Words On Birds by Steve Grinley
2009 Was a Peculiar Birding Year
January 23, 2010
By Steve Grinley
While I’m away for a few weeks, Doug Chickering of Groveland has agreed to share some words about birds, as Doug does so well. Here he shares some retrospect of our 2009 birding year:
“Very early last year Lois Cooper and I had gone over to Cape Ann to see the Bohemian Waxwings that had been reported at cathedral ledge. We were successful and decided to make our usual rounds around the area. After visiting Jodrey Pier I suggested that we go over to Bass Rocks to see if we could find the King Eider. As we drove by the entrance to the Eastern Point area Lois asked me if we shouldn’t go out there like we usually do. I expressed an opinion that it was unlikely that we would find anything of interest there .
“The Vale’s had been there that morning and told us they saw nothing unusual. So we drove on. Fifteen minutes later we were sitting in the VFW post parking lot when we received word – from Fay Vale – that Jeremiah Trimble had just found an Ivory Gull…. at Eastern Point. Ouch.
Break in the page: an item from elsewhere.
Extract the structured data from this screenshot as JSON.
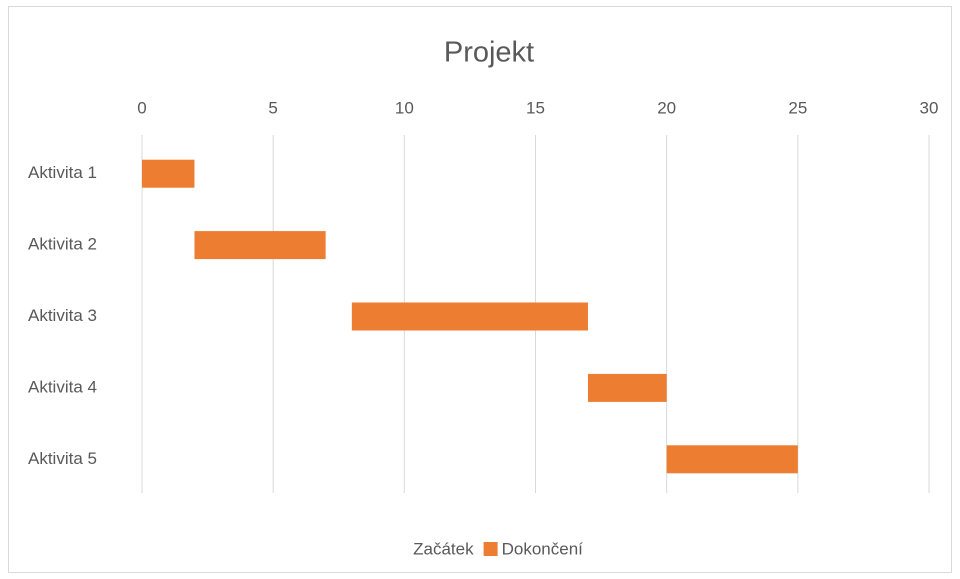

“Two months later Lois and I were returning from lunch in Essex when she suggested that we see what we could find among the Canada Geese that usually populated the fields bordered by Northgate and Argilla Roads. There were reports of White-fronted Geese in Saugus so I thought it would be a good idea. We pulled up at a place where we got good looks at a distant gaggle.
“”Look,” I said to Lois. ” There’s seven Snow Geese. You don’t see Snow Geese here very often. But there were no White-fronted Geese so we drove away. Imagine my surprise when I read that Rick Heil had found seven Ross’s Geese at that exact spot two days later. Ouch.
“We had a similar experience with Cackling geese many months later. Same perusal of geese at the same location and the same oversight, and we drove away from a life bird. It was that kind of year.
Of course we eventually got all three, so it was no disaster, but we drove away from that magic, moment treasured by us all. That special golden event in birding when your gaze suddenly falls upon a special, unexpected treasure. That rare bird that will soon draw crowds; that will cause people to drive through a snowy night to see… that bird is your bird. You found it.
“It was a strange year in many ways. The rarities were inexplicable surprises. One Ivory Gull wasn’t enough. There were two Ivory Gulls. There were two MacGillivray’s Warblers, there were two, maybe three Painted Buntings. There were fourteen Ross’s Geese, maybe more, and eight or nine Cackling Geese. A pair of Monk Parakeet’s made a brief and tantalizing appearance after fourteen year’s absence. What’s going on here? What a strange and wonderful year it has been.
“There are other memories and impressions that push to the front of my mind when I review the past twelve months on this last night of 2009. To me this was the year of Solitary Vireo. I saw them early and late and consistently. I can’t remember a year with so many Solitary Vireo’s. I don’t what it is about this bird but it stirs a special feeling in me.
“I can still picture the Cape May Warbler in the budding tree at the edge of the S Curves on Plum Island. It was a gray and cloudy day; the Cape May was unusually deliberate, cooperative and generally oblivious to the chattering appreciative crowd that had gathered to pay homage and to agree that there are too few Cape May Warblers in this world.
“I have a special sharp recollection of an August day when I showed a California friend Plum Island at the height of the shore bird migration. Buff-breasted Sandpiper at Sandy point, Baird’s Sandpipers at two locations. We had all five Peep sandpipers that day along with the Buffy, a Sora, a few Knots and a Black-headed Gull. An Avocet in full fig at Pikul’s Pans, that perfect May fallout in April; A Fox Sparrow at the ground feed, a Carolina Wren in the snow. It stretches on and on.
“I’m sure when I finish this…there will be many more memories that will come forward. It is always thus. Every year has its special places and events and every year is glorious in the field. Still this was a rather peculiar year.”